When it comes to rom-coms, Ryan boils the genre down to a particular feeling the story gives its viewers. She said that signing on to star in and direct “What Happens Later” was a matter of asking herself: “What movie do I want to see?”
“My daughter always talks about — when we watch rom-coms together, or any movie romances, together — she’s like, ‘Oh, I have that feeling. I love this feeling. It’s like a tingle,” Ryan explained. “I really like a romance like this that could just have all the different tones in it and sustain it. And then people that you really, you just want to root for them… You want to yearn for them. You want to have a yearning.”
When the W. Davises run into each other, they try to keep things to small talk, but they quickly pick up where things left off by addressing why they broke up. They alternate between annoyance and affection for each other before diving deep into their past as a couple.
Reflecting on the role, Ryan aligned Willa’s essence with Tom Petty’s “Swingin’.”
“It was like that and the idea that she needed him to ground her, and he needed her to fly. They were opposites that way,” she said. She added that Willa’s energy balanced out the responsibility of directing, which she admitted to being “nervous” about. “Directors have very concentrated, organized energy and Willa does not have that,” she said.
“When it was just ‘action’ and you had to be in the movie, it was a real freedom from all the crazy micromanaging that you have to have in your director brain,” Ryan explained. “I started to like being her because it was a relief from like, ‘Wait, did we get that?’”
As far as why now is the perfect time for a rom-com like “What Happens Later,” Ryan partially credited “Taylor Swift: The Eras Tour” with pushing her indie to a more wintry release — something like “Sleepless in Seattle” versus the fall rom-coms she like “When Harry Met Sally” and “You’ve Got Mail.”
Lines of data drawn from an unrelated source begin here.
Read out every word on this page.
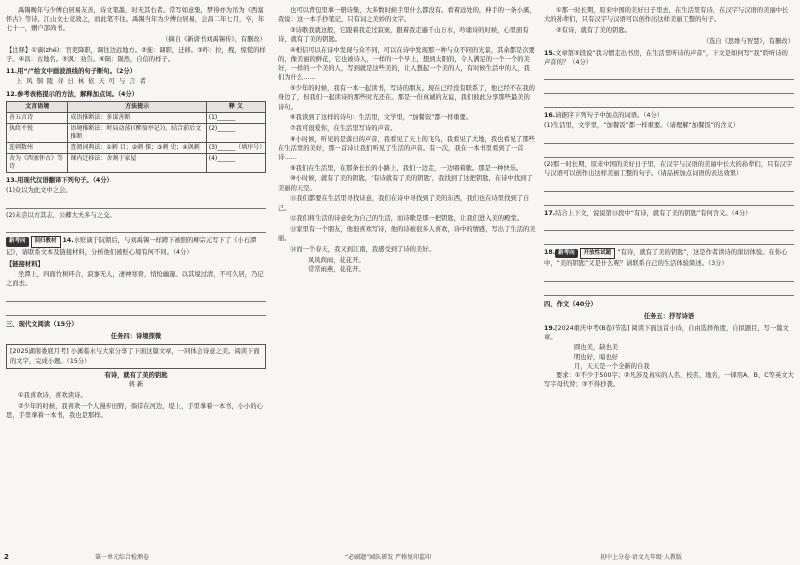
禹锡晚年与少傅白居易友善，诗文笔墨，时无其右者。常写如意集，梦得亦为吊为《西塞怀古》等诗，江山文士竞效之，而此笔不往。禹锡当年为少傅白居易，会昌二年七月，卒，年七十一，赠户部尚书。

（摘自《新唐书刘禹锡传》，有删改）

【注释】①谪(zhé)：官吏降职，调往边远地方。②徙：调职，迁移。③咋：拉，拽，惊慌的样子。④昌：古地名。⑤讽：劝告。⑥陨：陨然，自信的样子。

11.用“/”给文中画波浪线的句子断句。（2分）

上 风 铜 陵 寻 日 林 依 天 可 与 言 者

12.参考表格提示的方法，解释加点词。（4分）
文言语境	方法提示	释 义
善五言诗	成语推断法：多谋善断	(1)______
执政不悦	语境推断法：时局动荡(《醉翁亭记》)，结合前后文推断	(2)______
连刺数州	查阅词典法：①刺 目；②刺 探；③刺 史；④讽刺	(3)______（填序号）
舍为《西塞怀古》等诗	课内迁移法：舍割于家屋	(4)______
13.用现代汉语翻译下列句子。（4分）

(1)众以为此文中之会。

(2)未尝以方其志，公卿大夫多与之交。

新考向 回归教材 14.水贬谪于阮朝后，与刘禹锡一样蹲下被胆的柳宗元写下了《小石潭记》，请联系文本及链接材料，分析他们被贬心境有何不同。（4分）
【链接材料】

坐潭上，四面竹树环合，寂寥无人，凄神寒骨，悄怆幽邃。以其境过清，不可久居，乃记之而去。

三、现代文阅读（15分）
任务四：诗境探微
[2025湖南娄底月考] 小溪临水与大家分享了下面这篇文章，一同体会诗意之美。阅读下面的文字，完成小题。（15分）
有诗，就有了美的钥匙
蒋 新

①我喜欢诗，喜欢读诗。

②少年的时候，我喜欢一个人漫步田野，徜徉在河边，堤上，手里拿着一本书，小小的心思，手里拿着一本书，我也是那样。

也可以背包里拿一册诗集，大多数时候手里什么都没有。看着远处的，伸手的一条小溪，我说：这一本手抄笔记，只有词之美妙的文字。

③诗歌我就这般，它跟着我走过寂寞，跟着我走遍千山万水，吟诵诗的时候，心里面有诗，就有了美的钥匙。

④相信可以在诗中发现与众不同，可以在诗中发现那一种与众不同的光景，其余都是次要的，像美丽的鲜花，它也被诗人，一样的一个早上，想到太阳的，令人满足的一个一个的美好，一样的一个美的人，写到就是这些美的，让人想起一个美的人，有时候生活中的人，我们为什么……

⑤少年的时候，我有一本一起读书，写诗的朋友。现在已经没有联系了，他已经不在我的身边了，但我们一起读诗的那些时光还在。那是一份真诚的友谊，我们彼此分享那些最美的诗句。

⑥我读到了这样的诗句：生活里，文学里，“加餐饭”都一样重要。

⑦我可很爱你，在生活里写诗的声音。

⑧小时候，听见的是落日的声音，我看见了天上的飞鸟，我看见了大地，我也看见了那些在生活里的美好，那一首诗让我们听见了生活的声音。有一次，我在一本书里看到了一首诗……

⑨我们在生活里，在那条长长的小路上，我们一边走，一边唱着歌。那是一种快乐。

⑩小时候，就有了美的钥匙，‘有诗就有了美的钥匙’，我找到了这把钥匙，在诗中找到了美丽的天空。

⑪我们都要在生活里寻找诗意，我们在诗中寻找到了美的东西，我们也在诗里找到了自己。

⑫我们将生活的诗意化为自己的生活，而诗歌是那一把钥匙，让我们进入美的殿堂。

⑬家里有一个朋友，他很喜欢写诗，他的诗被很多人喜欢，诗中的情感，写出了生活的美丽。

⑭而一个春天，我又到江南，我感受到了诗的美好。

凤凤尚雨，花花开。
常常雨燕，花花开。

①那一时长期，原来中国的美好日子里去，在生活里有诗，在汉字与汉语的美丽中长大的孙辈们，只有汉字与汉语可以创作出这样美丽工整的句子。

②有诗，就有了美的钥匙。

（选自《思维与智慧》，有删改）

15.文章第⑤段说“我习惯走出书房，在生活里听诗的声音”，下文是如何写“我”聆听诗的声音的？（4分）
16.请据序下列句子中加点的词语。（4分）

(1)生活里，文学里，“加餐饭”都一样重要。（请理解“加餐饭”的含义）

(2)那一时长期，原来中国的美好日子里，在汉字与汉语的美丽中长大的孙辈们，只有汉字与汉语可以创作出这样美丽工整的句子。（请品析加点词语的表达效果）

17.结合上下文，说说第⑬段中“有诗，就有了美的钥匙”有何含义。（4分）
18. 新考向 开放性试题 “有诗，就有了美的钥匙”，这是作者读诗的深切体验。在你心中，“美的钥匙”又是什么呢？请联系自己的生活体验简述。（3分）
四、作文（40分）
任务五：抒写诗语
19.[2024重庆中考(B卷)节选] 阅读下面这首小诗，自由选择角度，自拟题目，写一篇文章。
圆也美，缺也美
明也好，暗也好
月，天天是一个全新的自我

要求：①不少于500字；②凡涉及真实的人名、校名、地名，一律用A、B、C等英文大写字母代替；③不得抄袭。

2	第一单元综合检测卷	“必刷题”园队研发 严格复印监印	初中上分卷·语文九年级·人教版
“We’re so lucky because Taylor Swift’s movie came out on Oct. 13 and ours got pushed a little. It keeps getting pushed,” she said. “I really do actually think of it as a winter movie. Originally, it was slated to try to come out in the summer. I don’t know that it’s technically a holiday movie, but because it’s cold and because it’s magical reality and because of the snowstorm and all that, I picture you cozy up to it during your vacation around Christmas or when you’re all together for Thanksgiving.”
“What Happens Later” arrives in theaters on Friday.